Medication management solutions: systems that support safe and timely medication intake, including smart pillboxes, mobile reminders, and alert systems that reduce missed doses and prevent health complications.
Robotic assistants: physical or virtual robots that provide care, mobility support, therapy assistance, or companionship—ranging from robotic exoskeletons to avatar-based helpers.
One of the most widespread components across projects was the monitoring and alert system (40%). What began as basic fall detectors quickly progressed into sophisticated tools that use predictive analytics to detect early signs of frailty or health deterioration—sometimes days before a visible crisis. These systems became the backbone of many integrated care models.
Another major focus was the creation of social interaction platforms (34%). These ranged from simple video-calling interfaces to rich, interactive ecosystems featuring storytelling, peer-matching, coaching, and gentle reminders, all designed to reduce isolation and keep users engaged.
There was steady growth in cognitive and physical training tools (21%), particularly exergames and virtual-reality-based systems, as scientific evidence confirmed the benefits of regular activity in delaying cognitive and physical decline. Projects also introduced assistive wearables (19%), becoming more precise and clinically reliable—from wristbands that reduce tremors to smart textiles equipped with ECG sensors.
Meanwhile, Smart home automation (9%) gained traction, offering adaptive lighting, energy efficiency features, and voice-activated devices that made homes safer and more responsive to users’ changing needs.
The COVID-19 pandemic accelerated innovation in telehealth and remote care (20%), prompting the development of platforms that integrate biometric data, video consultations, and remote symptom tracking to deliver healthcare at home.
In more specialised domains, projects introduced mobility and navigation aids (9%), from GPS-enabled smart walkers to indoor positioning systems. Increasingly, initiatives explored the use of robotic assistants (9%)—whether physical robots that support mobility or virtual agents that offer social presence and guidance. Other solutions focused on medication management (5%), helping users organise and adhere to treatment plans through reminders, alerts, and smart dispensers.
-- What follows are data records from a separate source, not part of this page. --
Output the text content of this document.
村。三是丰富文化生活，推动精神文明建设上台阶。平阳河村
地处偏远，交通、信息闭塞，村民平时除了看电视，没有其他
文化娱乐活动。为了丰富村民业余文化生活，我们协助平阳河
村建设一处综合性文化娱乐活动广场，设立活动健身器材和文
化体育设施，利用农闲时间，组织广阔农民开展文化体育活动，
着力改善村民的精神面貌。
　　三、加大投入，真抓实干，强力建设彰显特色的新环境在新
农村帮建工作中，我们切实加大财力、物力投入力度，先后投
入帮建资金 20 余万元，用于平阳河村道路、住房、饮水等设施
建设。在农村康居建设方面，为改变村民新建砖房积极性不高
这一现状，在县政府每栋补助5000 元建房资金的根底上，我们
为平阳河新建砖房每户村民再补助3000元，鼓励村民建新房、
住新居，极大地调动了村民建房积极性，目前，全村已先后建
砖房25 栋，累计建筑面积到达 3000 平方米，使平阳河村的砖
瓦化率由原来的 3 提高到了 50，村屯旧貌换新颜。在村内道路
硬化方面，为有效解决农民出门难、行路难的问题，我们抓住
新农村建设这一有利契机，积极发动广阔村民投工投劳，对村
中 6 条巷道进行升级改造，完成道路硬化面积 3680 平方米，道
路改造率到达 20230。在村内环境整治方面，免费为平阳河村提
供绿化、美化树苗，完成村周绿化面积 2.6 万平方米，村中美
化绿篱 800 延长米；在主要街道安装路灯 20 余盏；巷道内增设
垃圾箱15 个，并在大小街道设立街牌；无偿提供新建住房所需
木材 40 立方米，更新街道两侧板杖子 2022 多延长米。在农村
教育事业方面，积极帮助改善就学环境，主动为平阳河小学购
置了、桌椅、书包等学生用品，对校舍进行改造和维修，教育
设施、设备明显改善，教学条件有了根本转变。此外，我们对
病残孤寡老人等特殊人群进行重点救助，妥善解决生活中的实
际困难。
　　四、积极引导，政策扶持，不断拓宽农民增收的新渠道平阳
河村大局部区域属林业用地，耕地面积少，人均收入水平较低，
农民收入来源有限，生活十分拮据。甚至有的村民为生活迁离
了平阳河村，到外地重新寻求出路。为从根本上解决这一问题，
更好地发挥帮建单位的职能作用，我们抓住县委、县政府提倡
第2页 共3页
While early projects usually delivered a single type of solution, later collaborations often combined multiple approaches into integrated service packages aligned with local healthcare systems.
Evolution in used technologies
As the focus of the projects evolved, so too did the technologies that supported them. Basic sensor technologies like motion detectors and pressure pads were already in use by 2008, but the underlying intelligence was limited. By 2021, however, most projects incorporated machine learning to personalise services, assess risks, or recognise user intentions. More than half also used cloud-based systems connected to electronic health records, allowing for scalable and flexible data processing.
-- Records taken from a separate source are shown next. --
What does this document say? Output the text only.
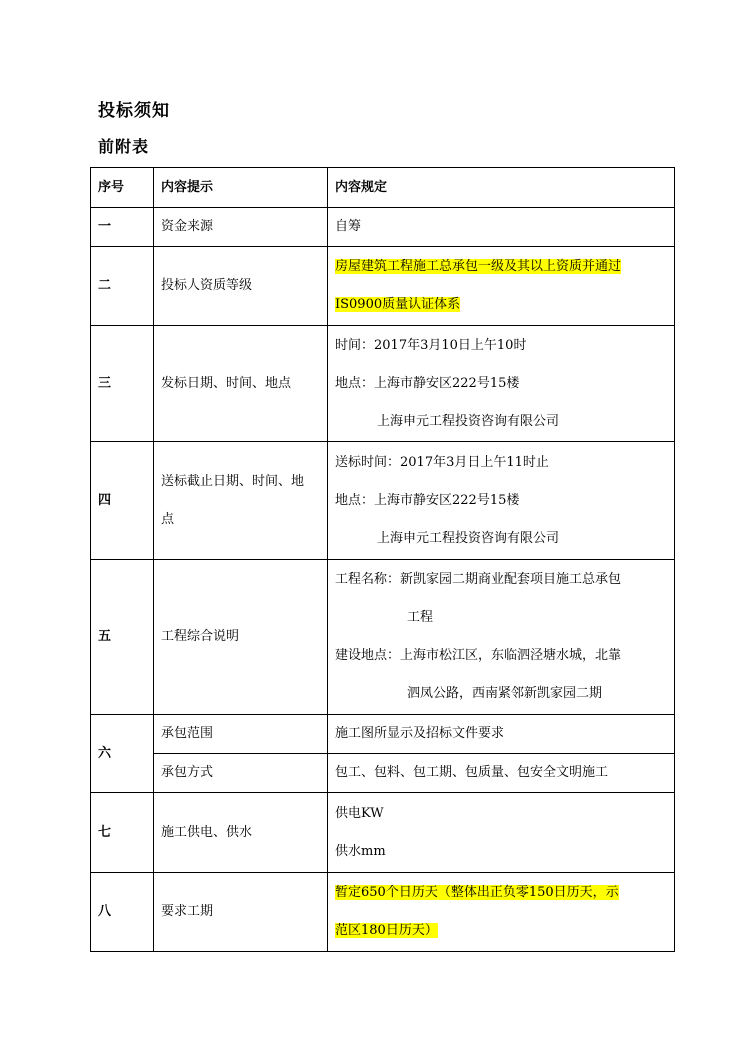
投标须知
前附表
序号	内容提示	内容规定
一	资金来源	自筹

二	投标人资质等级	房屋建筑工程施工总承包一级及其以上资质并通过
IS0900质量认证体系

三	发标日期、时间、地点	时间：2017年3月10日上午10时
地点：上海市静安区222号15楼
上海申元工程投资咨询有限公司

四	送标截止日期、时间、地
点	送标时间：2017年3月日上午11时止
地点：上海市静安区222号15楼
上海申元工程投资咨询有限公司

五	工程综合说明	工程名称：新凯家园二期商业配套项目施工总承包
工程
建设地点：上海市松江区，东临泗泾塘水城，北靠
泗凤公路，西南紧邻新凯家园二期

六	承包范围	施工图所显示及招标文件要求

	承包方式	包工、包料、包工期、包质量、包安全文明施工

七	施工供电、供水	供电KW
供水mm

八	要求工期	暂定650个日历天（整体出正负零150日历天，示
范区180日历天）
This technological evolution was not limited to devices and algorithms alone—it also transformed how systems connect, scale, and remain trustworthy. Early solutions were often closed and fragmented, but over time, a shift toward interoperability took hold. Common standards like FHIR®, universAAL, and MQTT made it possible for devices from different vendors to operate together, allowing regions to expand or adapt existing platforms without starting from scratch. At the same time, the maturation of privacy-preserving architectures and explainable AI enabled project teams to navigate growing regulatory demands—such as the EU AI Act and Medical Device Regulation—while maintaining user trust and fostering continued innovation.
In sum, the programme marked a clear transition—from hardware-focused monitoring tools to data-driven, cloud-enabled ecosystems capable of anticipating decline, coordinating care, and continuously improving through real-world feedback. These advancements now underpin many of the integrated, publicly supported services being scaled across European regions, offering a template for the future of healthy ageing.